The only way to reduce heat waves would be to reduce global carbon emissions. But cities can make them safer by providing more green spaces. Anyone who has stepped under the shade of a tree on a hot day doesn’t need science to prove that it’s cooler, but according to the U.S. Environmental Protection Agency, the microclimate created by a few trees can reduce ambient temperatures by up to 5°C (9°F). Pakistani businessman turned environmentalist Shahzad Qureshi has taken that idea a step further by planting what he calls “urban forests” in the country’s two largest cities, Lahore and Karachi. He says these microparks help a city breathe, and serve as natural recovery wards from the urban heat-island effect. Right now Qureshi’s urban forests are privately funded, but he hopes they can become an example for smaller cities like Jacobabad, where government officials will see the benefit of growing urban forests over building yet another heat-trapping concrete behemoth.
In the meantime, Jacobabad’s Imam Medical Center sees up to 10 heat-exhaustion and heatstroke patients a day, a number head physician Hamid Imam Soomro expects to rise in the coming years. “People will have to find a way to adapt,” he says. “But some will die, especially the weak and the elderly.” He’s particularly worried about children, who often have to walk long distances without shade to get to school.
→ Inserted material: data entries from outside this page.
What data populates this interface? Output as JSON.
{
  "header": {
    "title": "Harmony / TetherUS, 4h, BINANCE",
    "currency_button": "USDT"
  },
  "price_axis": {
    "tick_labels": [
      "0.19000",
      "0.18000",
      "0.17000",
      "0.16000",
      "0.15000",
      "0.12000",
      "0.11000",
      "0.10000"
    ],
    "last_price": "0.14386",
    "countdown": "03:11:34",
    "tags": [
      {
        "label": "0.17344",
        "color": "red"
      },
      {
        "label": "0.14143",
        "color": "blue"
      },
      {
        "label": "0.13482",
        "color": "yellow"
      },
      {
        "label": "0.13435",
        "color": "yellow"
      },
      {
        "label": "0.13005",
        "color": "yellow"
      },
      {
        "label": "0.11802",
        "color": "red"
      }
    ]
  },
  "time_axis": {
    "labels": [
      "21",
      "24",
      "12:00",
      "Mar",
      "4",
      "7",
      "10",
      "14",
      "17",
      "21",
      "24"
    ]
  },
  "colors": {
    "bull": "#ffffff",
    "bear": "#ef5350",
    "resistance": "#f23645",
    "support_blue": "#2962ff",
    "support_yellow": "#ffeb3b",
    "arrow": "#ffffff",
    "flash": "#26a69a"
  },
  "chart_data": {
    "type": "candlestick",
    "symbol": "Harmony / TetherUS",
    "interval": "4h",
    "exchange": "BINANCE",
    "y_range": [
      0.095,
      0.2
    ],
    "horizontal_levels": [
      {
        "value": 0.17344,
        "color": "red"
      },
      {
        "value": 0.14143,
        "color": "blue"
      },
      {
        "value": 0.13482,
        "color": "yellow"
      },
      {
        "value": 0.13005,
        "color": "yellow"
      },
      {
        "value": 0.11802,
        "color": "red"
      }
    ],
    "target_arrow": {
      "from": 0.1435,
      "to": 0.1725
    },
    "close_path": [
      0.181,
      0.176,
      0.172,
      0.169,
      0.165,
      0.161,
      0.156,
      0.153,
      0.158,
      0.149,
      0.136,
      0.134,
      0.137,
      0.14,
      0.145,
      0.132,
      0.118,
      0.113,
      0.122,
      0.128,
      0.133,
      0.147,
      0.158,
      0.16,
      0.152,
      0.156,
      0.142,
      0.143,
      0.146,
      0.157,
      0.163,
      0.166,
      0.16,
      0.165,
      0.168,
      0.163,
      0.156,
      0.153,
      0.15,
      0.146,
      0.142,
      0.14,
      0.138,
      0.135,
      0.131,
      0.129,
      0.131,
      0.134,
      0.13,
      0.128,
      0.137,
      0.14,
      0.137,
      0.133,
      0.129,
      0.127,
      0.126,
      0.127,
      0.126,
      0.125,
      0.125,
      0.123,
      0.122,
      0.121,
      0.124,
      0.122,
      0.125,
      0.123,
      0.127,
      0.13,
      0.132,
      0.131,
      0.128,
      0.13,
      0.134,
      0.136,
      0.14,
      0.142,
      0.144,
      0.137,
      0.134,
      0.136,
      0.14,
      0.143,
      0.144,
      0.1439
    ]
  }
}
Even healthy adults can suffer the effects. Halima Bhangar, a 38-year-old widow who lives in a small village not far from Jacobabad, lost her husband to heatstroke in May 2018. He had gone to town to sell some cattle when he started feeling dizziness and heart palpitations. He went to a pharmacy to pick up some rehydration salts, but it was too late. He collapsed in the street. “It was the heat that killed him,” she says. “We were not aware of its repercussions.”
We had crowded into Bhangar’s one-room mud-brick house to escape the midday sun, and the heat was stifling. A solar panel propped up in the courtyard ran a ceiling fan that seemed to do little more than push the hot air around. I glanced down at the thermometer, which registered an outside temperature of 52.1°C, just a degree and a half shy of the country’s record high. Bhangar followed my gaze. “How can we protect ourselves from this heat?” she asked. “For how much longer can we survive here?” She has considered moving, but where in the world is immune from the rising temperatures? “We can’t run away from nature.”